Der Bakteriologe Robert Koch (1843-1910) entstammte einer Bergmanns­familie und hatte zwölf Geschwister. 1862 begann er in Göttingen Naturwissen­schaften und Philologie zu studieren, wechselte aber schließlich zur Medizin. Er arbeitete als Freiwilligen­arzt im Deutsch-Franz­ösischen Krieg. 1872 bekam er eine Stelle in Wollstein (Provinz Posen) in einer großen Arztpraxis, in der er miterlebte, wie machtlos Mediziner gegen ansteckende Krankheiten waren.
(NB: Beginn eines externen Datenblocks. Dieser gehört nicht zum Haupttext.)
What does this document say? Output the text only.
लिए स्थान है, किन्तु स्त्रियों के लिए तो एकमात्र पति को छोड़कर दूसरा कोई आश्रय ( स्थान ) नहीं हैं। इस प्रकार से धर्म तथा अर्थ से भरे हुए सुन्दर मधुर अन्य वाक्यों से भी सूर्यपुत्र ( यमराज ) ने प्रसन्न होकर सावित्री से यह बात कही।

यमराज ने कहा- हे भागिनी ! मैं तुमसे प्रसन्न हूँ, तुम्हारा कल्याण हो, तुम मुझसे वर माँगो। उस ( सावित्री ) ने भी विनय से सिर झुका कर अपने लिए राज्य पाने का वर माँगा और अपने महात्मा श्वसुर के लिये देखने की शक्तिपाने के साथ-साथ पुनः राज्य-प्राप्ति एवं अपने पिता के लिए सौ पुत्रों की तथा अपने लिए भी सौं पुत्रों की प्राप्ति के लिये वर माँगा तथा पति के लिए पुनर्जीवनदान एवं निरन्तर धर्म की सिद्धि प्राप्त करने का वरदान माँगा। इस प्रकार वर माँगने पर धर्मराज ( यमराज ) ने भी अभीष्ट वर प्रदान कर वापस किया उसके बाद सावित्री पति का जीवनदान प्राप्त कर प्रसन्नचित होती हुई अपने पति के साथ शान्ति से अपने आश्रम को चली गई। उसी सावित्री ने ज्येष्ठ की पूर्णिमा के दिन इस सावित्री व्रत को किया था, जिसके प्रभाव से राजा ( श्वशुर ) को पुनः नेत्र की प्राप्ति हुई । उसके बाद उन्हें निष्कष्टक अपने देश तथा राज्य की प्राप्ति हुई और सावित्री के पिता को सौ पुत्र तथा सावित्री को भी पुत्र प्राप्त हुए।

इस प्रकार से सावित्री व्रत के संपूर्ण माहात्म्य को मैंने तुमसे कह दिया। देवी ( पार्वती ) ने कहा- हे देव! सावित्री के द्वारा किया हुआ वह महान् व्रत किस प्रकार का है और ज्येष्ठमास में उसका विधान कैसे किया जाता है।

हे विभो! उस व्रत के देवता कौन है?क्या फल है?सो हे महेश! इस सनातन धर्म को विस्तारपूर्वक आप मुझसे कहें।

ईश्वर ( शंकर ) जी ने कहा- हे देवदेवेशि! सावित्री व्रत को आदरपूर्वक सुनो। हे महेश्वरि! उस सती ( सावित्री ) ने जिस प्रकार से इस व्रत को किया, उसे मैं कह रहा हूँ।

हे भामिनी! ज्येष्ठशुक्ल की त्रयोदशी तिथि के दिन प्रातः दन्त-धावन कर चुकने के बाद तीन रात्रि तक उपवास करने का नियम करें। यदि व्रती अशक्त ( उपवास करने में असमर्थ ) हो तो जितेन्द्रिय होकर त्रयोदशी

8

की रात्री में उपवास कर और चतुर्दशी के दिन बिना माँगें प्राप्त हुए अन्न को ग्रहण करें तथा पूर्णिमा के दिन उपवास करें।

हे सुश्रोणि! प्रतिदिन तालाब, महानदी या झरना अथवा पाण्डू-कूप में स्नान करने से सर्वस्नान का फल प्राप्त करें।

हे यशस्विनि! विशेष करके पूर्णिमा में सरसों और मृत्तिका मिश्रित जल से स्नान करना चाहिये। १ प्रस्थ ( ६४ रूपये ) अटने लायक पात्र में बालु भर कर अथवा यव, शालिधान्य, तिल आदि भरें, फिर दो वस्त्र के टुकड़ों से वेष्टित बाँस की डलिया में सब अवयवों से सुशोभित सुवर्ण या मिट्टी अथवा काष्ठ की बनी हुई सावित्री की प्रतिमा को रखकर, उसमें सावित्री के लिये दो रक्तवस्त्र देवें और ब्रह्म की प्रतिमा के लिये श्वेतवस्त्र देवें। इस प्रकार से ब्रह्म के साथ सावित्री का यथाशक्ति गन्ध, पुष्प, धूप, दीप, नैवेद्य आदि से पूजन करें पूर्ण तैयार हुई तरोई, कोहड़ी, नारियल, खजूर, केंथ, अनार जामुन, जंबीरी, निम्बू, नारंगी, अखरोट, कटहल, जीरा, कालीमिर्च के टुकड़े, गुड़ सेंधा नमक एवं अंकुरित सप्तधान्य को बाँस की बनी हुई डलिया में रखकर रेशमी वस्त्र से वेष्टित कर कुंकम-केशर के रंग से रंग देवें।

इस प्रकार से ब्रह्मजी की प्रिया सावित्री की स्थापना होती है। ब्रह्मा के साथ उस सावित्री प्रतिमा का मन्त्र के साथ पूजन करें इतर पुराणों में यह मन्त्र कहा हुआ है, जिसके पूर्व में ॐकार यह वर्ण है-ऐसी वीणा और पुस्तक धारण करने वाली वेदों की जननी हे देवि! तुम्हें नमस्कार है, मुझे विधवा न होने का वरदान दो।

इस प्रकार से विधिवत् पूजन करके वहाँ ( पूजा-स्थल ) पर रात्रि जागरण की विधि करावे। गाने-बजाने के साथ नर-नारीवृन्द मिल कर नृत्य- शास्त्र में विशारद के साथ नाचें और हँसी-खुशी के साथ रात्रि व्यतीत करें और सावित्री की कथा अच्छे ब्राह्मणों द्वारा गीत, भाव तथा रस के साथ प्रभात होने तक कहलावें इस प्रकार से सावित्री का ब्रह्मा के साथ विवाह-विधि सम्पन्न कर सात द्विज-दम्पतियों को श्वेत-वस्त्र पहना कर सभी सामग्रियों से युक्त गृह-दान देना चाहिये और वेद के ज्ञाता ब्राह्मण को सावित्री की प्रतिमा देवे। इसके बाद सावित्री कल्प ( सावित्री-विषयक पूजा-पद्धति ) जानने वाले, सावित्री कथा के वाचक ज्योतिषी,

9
Koch begann sich nun mit den Ursachen dieser Krankheiten aus­einander­zusetzen. 1876 stieß er auf den Erreger Bacillus anthracis, den Auslöser für Milzbrand. 1880 ging Koch nach Berlin an das Kaiserliche Gesund­heits­amt, dort wurde er Leiter der Bakterio­logischen Abteilung. 1882 entdeckte er den Tuberkel­bazillus und entwickelte den Impfstoff "Tuberkulin". Dafür erhielt er 1905 den Nobelpreis für Medizin und Physiologie. 1885 wurde er zum Direktor des Universitäts-Instituts für Hygiene in Berlin ernannt. Er unternahm Forschungs­reisen unter anderem in die USA, nach Indien, Japan und in afrikan­ische Länder, was 1883 zur Entdeckung des Cholera­erregers führte. Er war zweimal verheiratet und hatte eine Tochter. Koch infizierte sich auf seinen Reisen mehrfach mit Tropen­krankheiten. Er verstarb schließlich in einem Sanatorium in Baden-Baden.